C’est là toute l’ambiguïté et la complexité du cas somalien. L’insécurité criante oblige toutes les parties à s’armer pour se défendre contre de multiples adversaires, dont les liens sont parfois difficiles à établir et répondent à des logiques subjectives, propres à chaque intérêt individuel. Ce cycle de violence et le climat délétère qui en découle oblige les civils à s’armer, renforçant de facto les milices. Finalement, ces dernières s’intègrent au tissu politique et sécuritaire somalien, au point que s’est posée la question de leur rôle auprès des structures gouvernementales et d’acteurs externes dans la lutte contre le terrorisme. En 2006, par exemple, les États-Unis s’appuient sur des miliciens et chefs de guerre regroupés au sein de l’Alliance pour le rétablissement de la paix et la lutte contre le terrorisme (ARPCT). Cette formation était chargée de contrer l’influence grandissante de l’Union des tribunaux islamiques, qui parviendra à contrôler la capitale somalienne en juillet 2006[14].

De manière globale, l’entité milicienne est devenue en Somalie un catalyseur des intérêts individuels et collectifs, sapant la légitimité étatique et l’idée même d’une autorité centrale. En compensant les faiblesses gouvernementales, elle contribue à alimenter l’insécurité, perpétue la violence et pérennise des activités illégales. En premières lignes du trafic d’armements, les milices sont parvenues à délégitimer le processus de désarmement en établissant un climat d’impunité ; climat qui touche aussi les sphères gouvernementales somaliennes, dont les schémas de corruption banalisent le détournement d’armes. 
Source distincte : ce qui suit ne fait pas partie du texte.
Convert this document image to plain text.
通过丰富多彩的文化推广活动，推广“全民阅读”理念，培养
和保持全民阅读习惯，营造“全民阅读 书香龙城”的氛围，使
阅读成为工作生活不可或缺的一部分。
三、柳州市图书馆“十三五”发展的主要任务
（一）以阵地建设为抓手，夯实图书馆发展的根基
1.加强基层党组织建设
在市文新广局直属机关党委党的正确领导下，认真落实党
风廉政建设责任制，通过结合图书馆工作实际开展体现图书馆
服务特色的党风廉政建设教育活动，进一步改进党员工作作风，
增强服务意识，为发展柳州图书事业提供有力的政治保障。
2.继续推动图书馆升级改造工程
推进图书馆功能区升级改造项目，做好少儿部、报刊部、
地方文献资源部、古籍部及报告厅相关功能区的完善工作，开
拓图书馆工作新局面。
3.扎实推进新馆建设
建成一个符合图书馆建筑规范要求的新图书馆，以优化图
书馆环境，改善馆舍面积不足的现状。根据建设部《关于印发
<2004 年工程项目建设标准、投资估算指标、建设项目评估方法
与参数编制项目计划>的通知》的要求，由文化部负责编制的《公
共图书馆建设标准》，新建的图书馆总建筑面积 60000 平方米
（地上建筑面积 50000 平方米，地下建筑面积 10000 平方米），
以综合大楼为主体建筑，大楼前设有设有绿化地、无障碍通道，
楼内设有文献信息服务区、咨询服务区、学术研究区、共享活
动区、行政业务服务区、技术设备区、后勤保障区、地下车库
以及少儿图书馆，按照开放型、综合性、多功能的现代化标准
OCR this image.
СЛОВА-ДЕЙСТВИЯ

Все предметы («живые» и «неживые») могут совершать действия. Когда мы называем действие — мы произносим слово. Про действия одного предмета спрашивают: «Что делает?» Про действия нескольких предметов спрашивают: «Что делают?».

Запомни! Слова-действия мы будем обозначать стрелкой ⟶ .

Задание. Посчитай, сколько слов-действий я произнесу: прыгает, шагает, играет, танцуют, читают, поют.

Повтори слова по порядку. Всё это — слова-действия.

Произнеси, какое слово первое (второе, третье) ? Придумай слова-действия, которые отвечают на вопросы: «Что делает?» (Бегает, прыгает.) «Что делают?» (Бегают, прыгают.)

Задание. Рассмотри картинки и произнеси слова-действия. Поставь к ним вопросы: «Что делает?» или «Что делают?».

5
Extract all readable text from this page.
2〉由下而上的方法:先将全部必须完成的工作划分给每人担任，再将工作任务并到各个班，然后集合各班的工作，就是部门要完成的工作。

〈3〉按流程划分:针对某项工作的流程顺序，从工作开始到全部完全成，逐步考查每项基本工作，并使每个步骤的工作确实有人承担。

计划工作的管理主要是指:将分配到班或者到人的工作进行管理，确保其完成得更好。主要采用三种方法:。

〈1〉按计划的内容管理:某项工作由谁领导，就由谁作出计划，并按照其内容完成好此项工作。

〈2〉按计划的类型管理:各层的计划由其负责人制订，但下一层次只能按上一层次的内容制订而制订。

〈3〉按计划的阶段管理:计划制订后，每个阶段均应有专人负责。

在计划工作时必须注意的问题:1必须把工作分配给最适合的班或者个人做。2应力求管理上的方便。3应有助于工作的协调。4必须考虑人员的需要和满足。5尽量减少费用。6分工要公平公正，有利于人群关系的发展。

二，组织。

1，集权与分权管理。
1.2        La banalisation du détournement

La pratique visant à appliquer un embargo sur un territoire politiquement fragmenté interroge aussi les processus de maîtrise des armements, c’est-à-dire la mise en place de mécanismes visant à contrôler a posteriori l’utilisation et la destination des armes transférées vers la Somalie. En effet, à partir de juin 2001, les conditions de l’embargo sont assouplies. En effet, le Conseil de sécurité autorise la fourniture de matériel militaire non létal[15], puis, en février 2007, il limite la portée de l’embargo aux acteurs non étatiques et autorise l’envoi de matériel militaire servant au développement du secteur de sécurité et des institutions somaliennes[16]. Cette décision fait suite à l’établissement du Gouvernement fédéral de transition (GFT) quelques années plus tôt, en 2004, dans le but de réunifier les différentes provinces somaliennes face à la montée en puissance des milices al-Shabaab[17]. L’assouplissement de l’embargo entraîne logiquement un risque de reprise des détournements et des trafics. Afin de le limiter, le Groupe de contrôle – créé par le Conseil de sécurité en 2002 pour surveiller l’application de l’embargo[18] –, invite le GFT et la Mission de l’Union africaine en Somalie (AMISOM) à « mettre en place chacun de son côté des systèmes efficaces de gestion et d’élimination des stocks d’armes[19] ».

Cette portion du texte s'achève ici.